By Ratan Mani Lal

With the polling for the first round of Lok Sabha election in Uttar Pradesh being less than a week away, signs are emerging as to what factors could influence voting in certain areas. While the first phase will see voting in western UP, including districts adjoining Delhi, the trends that will be known by the end of first phase may impact the subsequent phases as well.

Besides the factors of caste, religion and monetary lure, there are some other factors that may turn out to be significant factors in this election. One major factor is the emergence of small parties. The state’s huge population, now nearing 23 crores, and the large number of Lok Sabha constituencies, mean that even a small political party can hope and expect a following of a few thousands. And if this following reaches in lakhs, the party and its leader presume themselves to be kingmakers.

Small parties, big role

Such small parties may have a limited appeal in east, central or western Uttar Pradesh, but they have acquired over years a political equity that comes to good use in election time. In fact the possible next move of such small parties prior to every election is subject of much political discussion in Lucknow every time. Parties headed by erstwhile members of the Samajwadi Party government are much talked about, the most prominent being Pragatisheel Samajwadi Party-Lohia or PSPL headed by Shivpal Yadav, the estranged brother of SP patriarch Mulayam Singh Yadav. Shivpal’s party has also managed to bring two other small parties together under an umbrella alliance. These two parties are Peace Party and Apna Dal (Krishna Patel faction). These two parties have influence among Muslims and some OBCs in eastern UP, and individual allegiance to Shivpal may emerge as a factor in central UP areas like Etawah, Ferozabad, Mainpuri etc.

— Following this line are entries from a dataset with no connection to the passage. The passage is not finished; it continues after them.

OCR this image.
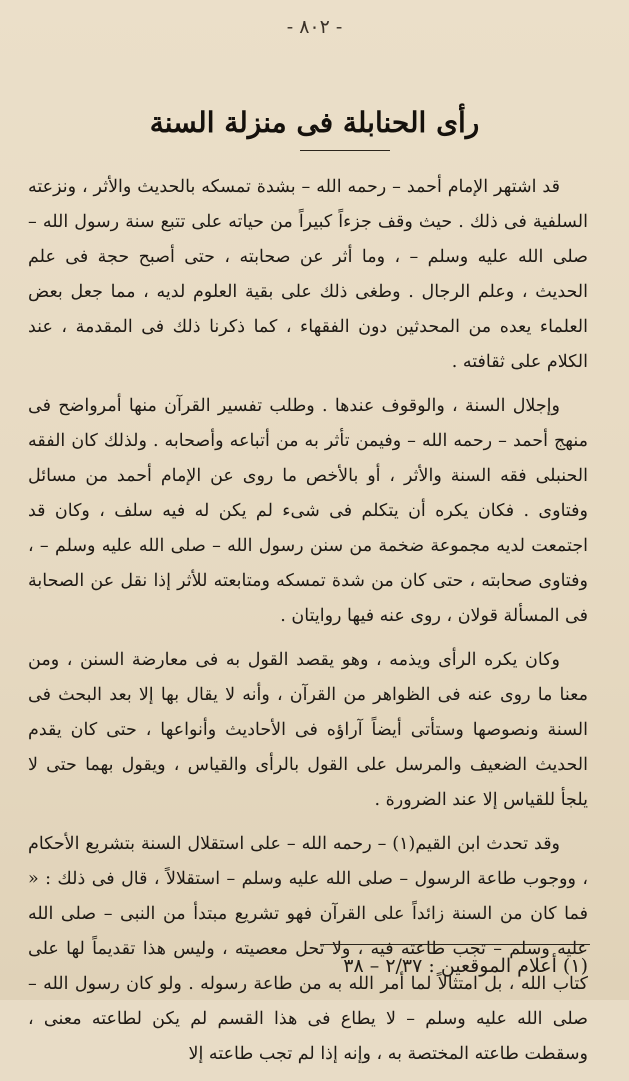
- ٨٠٢ -
رأى الحنابلة فى منزلة السنة

قد اشتهر الإمام أحمد – رحمه الله – بشدة تمسكه بالحديث والأثر ، ونزعته السلفية فى ذلك . حيث وقف جزءاً كبيراً من حياته على تتبع سنة رسول الله – صلى الله عليه وسلم – ، وما أثر عن صحابته ، حتى أصبح حجة فى علم الحديث ، وعلم الرجال . وطغى ذلك على بقية العلوم لديه ، مما جعل بعض العلماء يعده من المحدثين دون الفقهاء ، كما ذكرنا ذلك فى المقدمة ، عند الكلام على ثقافته .

وإجلال السنة ، والوقوف عندها . وطلب تفسير القرآن منها أمرواضح فى منهج أحمد – رحمه الله – وفيمن تأثر به من أتباعه وأصحابه . ولذلك كان الفقه الحنبلى فقه السنة والأثر ، أو بالأخص ما روى عن الإمام أحمد من مسائل وفتاوى . فكان يكره أن يتكلم فى شىء لم يكن له فيه سلف ، وكان قد اجتمعت لديه مجموعة ضخمة من سنن رسول الله – صلى الله عليه وسلم – ، وفتاوى صحابته ، حتى كان من شدة تمسكه ومتابعته للأثر إذا نقل عن الصحابة فى المسألة قولان ، روى عنه فيها روايتان .

وكان يكره الرأى ويذمه ، وهو يقصد القول به فى معارضة السنن ، ومن معنا ما روى عنه فى الظواهر من القرآن ، وأنه لا يقال بها إلا بعد البحث فى السنة ونصوصها وستأتى أيضاً آراؤه فى الأحاديث وأنواعها ، حتى كان يقدم الحديث الضعيف والمرسل على القول بالرأى والقياس ، ويقول بهما حتى لا يلجأ للقياس إلا عند الضرورة .

وقد تحدث ابن القيم(١) – رحمه الله – على استقلال السنة بتشريع الأحكام ، ووجوب طاعة الرسول – صلى الله عليه وسلم – استقلالاً ، قال فى ذلك : « فما كان من السنة زائداً على القرآن فهو تشريع مبتدأ من النبى – صلى الله عليه وسلم – تجب طاعته فيه ، ولا تحل معصيته ، وليس هذا تقديماً لها على كتاب الله ، بل امتثالاً لما أمر الله به من طاعة رسوله . ولو كان رسول الله – صلى الله عليه وسلم – لا يطاع فى هذا القسم لم يكن لطاعته معنى ، وسقطت طاعته المختصة به ، وإنه إذا لم تجب طاعته إلا

(١) أعلام الموقعين : ٢/٣٧ – ٣٨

Other parties include Jansatta Party floated by Raghuraj Pratap Singh (Raja Bhaiya), a close aide of Mulayam Singh Yadav who always remained an Independent MLA. Now having moved away from SP, he continues to be a major factor in certain districts of eastern UP mainly for caste and community reasons.

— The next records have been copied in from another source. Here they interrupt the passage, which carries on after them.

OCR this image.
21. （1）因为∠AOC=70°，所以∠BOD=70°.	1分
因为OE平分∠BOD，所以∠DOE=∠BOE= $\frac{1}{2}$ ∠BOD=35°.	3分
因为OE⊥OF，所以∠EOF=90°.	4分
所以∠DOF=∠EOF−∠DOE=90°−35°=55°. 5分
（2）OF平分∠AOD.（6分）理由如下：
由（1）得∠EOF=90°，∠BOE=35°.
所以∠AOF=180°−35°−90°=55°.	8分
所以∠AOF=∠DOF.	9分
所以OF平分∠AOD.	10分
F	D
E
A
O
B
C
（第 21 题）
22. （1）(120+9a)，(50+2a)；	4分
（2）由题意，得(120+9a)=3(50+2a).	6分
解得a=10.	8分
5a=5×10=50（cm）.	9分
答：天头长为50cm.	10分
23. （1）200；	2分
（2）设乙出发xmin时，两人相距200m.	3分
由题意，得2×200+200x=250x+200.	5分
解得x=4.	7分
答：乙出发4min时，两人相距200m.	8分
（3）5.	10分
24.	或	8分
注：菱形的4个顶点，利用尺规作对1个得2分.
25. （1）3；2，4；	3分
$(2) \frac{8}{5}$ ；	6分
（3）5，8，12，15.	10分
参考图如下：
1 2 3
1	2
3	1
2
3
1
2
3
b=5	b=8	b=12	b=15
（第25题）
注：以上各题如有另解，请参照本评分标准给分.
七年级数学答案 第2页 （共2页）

The case of NISHAD (Nirbal Indian Shoshit Hamara Aam Dal, or the own party for the weak, exploited Indians) is the most curious one. This party had put up a candidate Sanjay Nishad in Gorakhpur in the by-election held there in 2018 to elect a representative to Lok Sabha after the five-times MP Yogi Adityanath became the state’s Chief Minister. The candidate contested on SP’s symbol as part of the coalition between the SP and BSP, and defeated the BJP. The candidate was expected to contest this time again as a SP-BSP or NISHAD party candidate but in a curious twist, Sanjay Nishad has joined the BJP. It remains to be seen whether he contests from Gorakhpur as a BJP candidate, and whether his caste of Nishad (boatmen) still works as a factor.

Stray cows a headache

The state’s focus on cow protection and ban on illegal slaughterhouses may also emerge as factors in areas both in east and west UP. In fact farmers and residents of villages and small towns across the state are finding it difficult to manage herds of non-milch and sterile cattle let free by owners, and there are no takers for them in slaughter houses. Such animals are roaming around in school compounds, open lands, village roads and even highways. The cow shelters are proving to be grossly inadequate and the disposal of such animals is emerging as a big headache for villagers.

In many districts, villagers have openly voiced their resentment against cow vigilantism by certain elements, because of which there are no buyers for sterile cows even in the leather industry. The closure of tanneries along the Ganga river in Kanpur and Unnao has also resulted in a reduction of demand for cowhide.

Reports are coming from many areas that bad roads, water crisis, long-neglected projects could also influence voters in some areas. However, civic issues generally do not become major factors in most areas in UP, as is evident from the situation in eight constituencies that will see polling for the first phase on April 11. These constituencies - Saharanpur, Kairana, Muzaffarnagar, Bijnore, Meerut, Baghpat, Ghaziabad and Gautam Buddh Nagar including Noida and Greater Noida – have places that are most seriously polluted in the entire country. But in previous elections too, pollution or planned urbanisation have not been main election issues.